Is There a Better Way to Diagnose and Treat Mycosis Fungoides and Sézary Syndrome?

🔍 Key Finding Mycosis fungoides (MF) and Sézary syndrome (SS) are cutaneous T-cell lymphomas with MF being the most common type and having an indolent course, while SS is a rare, aggressive, leukemic variant; skin biopsy with histopathology and immunohistochemistry is essential for diagnosis, and treatment is based on disease stage and may include skin-directed therapies or systemic treatments for advanced disease.

🔬 Methodology Overview

• Design: Narrative review.
• Data Sources: Published literature on mycosis fungoides (MF) and Sézary syndrome (SS). References cited include epidemiological studies, clinical trials, and reviews.
• Selection Criteria: Focus on clinical presentation, diagnosis, staging, and therapeutic management of MF/SS. Includes discussion of histopathology, immunohistochemistry, prognosis, and various treatment modalities.
• Analysis Approach: Qualitative synthesis of information from the selected literature.
• Scope: Comprehensive overview of MF/SS for clinicians and researchers. Includes discussion of different subtypes and variants, as well as recent advances in understanding and managing these conditions.

📊 Results

• Mycosis fungoides (MF) accounts for nearly 50% of all primary cutaneous lymphomas, with an annual incidence of 2.0-4.1 cases per 1,000,000 individuals. Sézary syndrome (SS) is rarer, with an annual incidence of 0.1-0.3 cases per 1,000,000.
• Classic Alibert-Bazin MF presents with patches (71.4%), plaques (36.3%), and tumors (13.5%), with erythroderma developing in 16.6% of cases. Lesions often appear on sun-protected areas.
• Folliculotropic MF, the most common MF variant, can be divided into advanced (infiltrated plaques and tumors, poorer prognosis) and early (patches and thin plaques, better prognosis) forms.
• SS presents with erythroderma, generalized lymphadenopathy, and circulating Sézary cells. Peripheral blood involvement is confirmed by >1000 Sézary cells/µL, CD4/CD8 ratio ≥ 10, CD4+CD7- ≥ 40%, and/or CD4+CD26- ≥ 30%.
• Skin biopsy with histopathology and immunohistochemistry is essential for diagnosis. Epidermotropism of atypical lymphocytes is a key feature.
• Staging follows the modified TNMB system. Advanced stage, older age, male gender, specific histopathological features (folliculotropism in advanced disease), large cell transformation, and elevated LDH are associated with poorer prognosis.
• Treatment includes skin-directed therapies (topical steroids, phototherapy, radiotherapy) for early-stage disease and systemic therapies (biological response modifiers, targeted therapies, chemotherapy) for advanced-stage disease. Allogeneic bone marrow transplantation and extracorporeal photopheresis are used in selected cases.

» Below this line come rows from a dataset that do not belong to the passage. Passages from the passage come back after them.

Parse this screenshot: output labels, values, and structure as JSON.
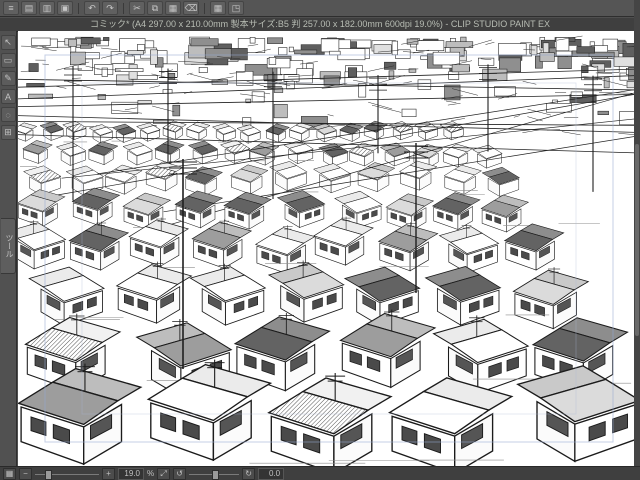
{
  "window": {
    "title": "コミック* (A4 297.00 x 210.00mm 製本サイズ:B5 判 257.00 x 182.00mm 600dpi 19.0%) - CLIP STUDIO PAINT EX"
  },
  "topbar": {
    "icons": [
      {
        "name": "main-menu",
        "glyph": "≡"
      },
      {
        "name": "new-canvas",
        "glyph": "▤"
      },
      {
        "name": "open-file",
        "glyph": "▥"
      },
      {
        "name": "save-file",
        "glyph": "▣"
      },
      {
        "name": "separator",
        "glyph": ""
      },
      {
        "name": "undo",
        "glyph": "↶"
      },
      {
        "name": "redo",
        "glyph": "↷"
      },
      {
        "name": "separator",
        "glyph": ""
      },
      {
        "name": "cut",
        "glyph": "✂"
      },
      {
        "name": "copy",
        "glyph": "⧉"
      },
      {
        "name": "paste",
        "glyph": "▦"
      },
      {
        "name": "delete",
        "glyph": "⌫"
      },
      {
        "name": "separator",
        "glyph": ""
      },
      {
        "name": "grid-toggle",
        "glyph": "▦"
      },
      {
        "name": "snap-toggle",
        "glyph": "◳"
      }
    ]
  },
  "left_toolbar": {
    "icons": [
      {
        "name": "select-arrow",
        "glyph": "↖"
      },
      {
        "name": "marquee-select",
        "glyph": "▭"
      },
      {
        "name": "pen-tool",
        "glyph": "✎"
      },
      {
        "name": "text-tool",
        "glyph": "A"
      },
      {
        "name": "eyedropper-tool",
        "glyph": "◌"
      },
      {
        "name": "grid-tool",
        "glyph": "⊞"
      }
    ],
    "palette_tab_label": "ツール"
  },
  "statusbar": {
    "zoom_value": "19.0",
    "zoom_unit": "%",
    "rotation_value": "0.0"
  },
  "colors": {
    "chrome": "#4f4f4f",
    "titlebar": "#3f3f3f",
    "canvas_paper": "#ffffff",
    "line_art": "#1b1b1b",
    "guide": "#93a7d1"
  }
}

💡 Clinical Impact This review comprehensively discusses the clinical presentation, diagnosis, staging, and treatment of mycosis fungoides (MF) and Sézary syndrome (SS), aiming to improve early recognition and appropriate management of these cutaneous T-cell lymphomas. The information provided may aid clinicians in differentiating MF/SS from other skin conditions, leading to earlier diagnosis and optimized treatment strategies, ultimately improving patient outcomes.

🤔 Limitations

• No single gold standard test exists for diagnosing MF or SS.
• Histopathology may not always show folliculotropism even in lesions with clinical features of folliculotropic MF.
• Follicular accentuation may be due to follicular mucinosis rather than neoplastic cell infiltration.
• In erythrodermic MF, epidermotropism may be less evident, making diagnosis difficult.
• TCR gene rearrangement can show monoclonal T-cell proliferation in inflammatory dermatoses.
• Phenotypic variations of neoplastic cells can occur in the same patient.
• Peripheral blood involvement in early MF may not indicate true hematologic involvement.
• T-cell clones in the blood can be found in healthy individuals and those with benign dermatoses.
• Bone marrow biopsy’s role in MF/SS is not well established, and studies on its prognostic impact are conflicting.
• Visceral involvement may be more frequent than detected, but its impact on prognosis is unknown.
• Studies on prognostic factors are mostly retrospective and have conflicting results.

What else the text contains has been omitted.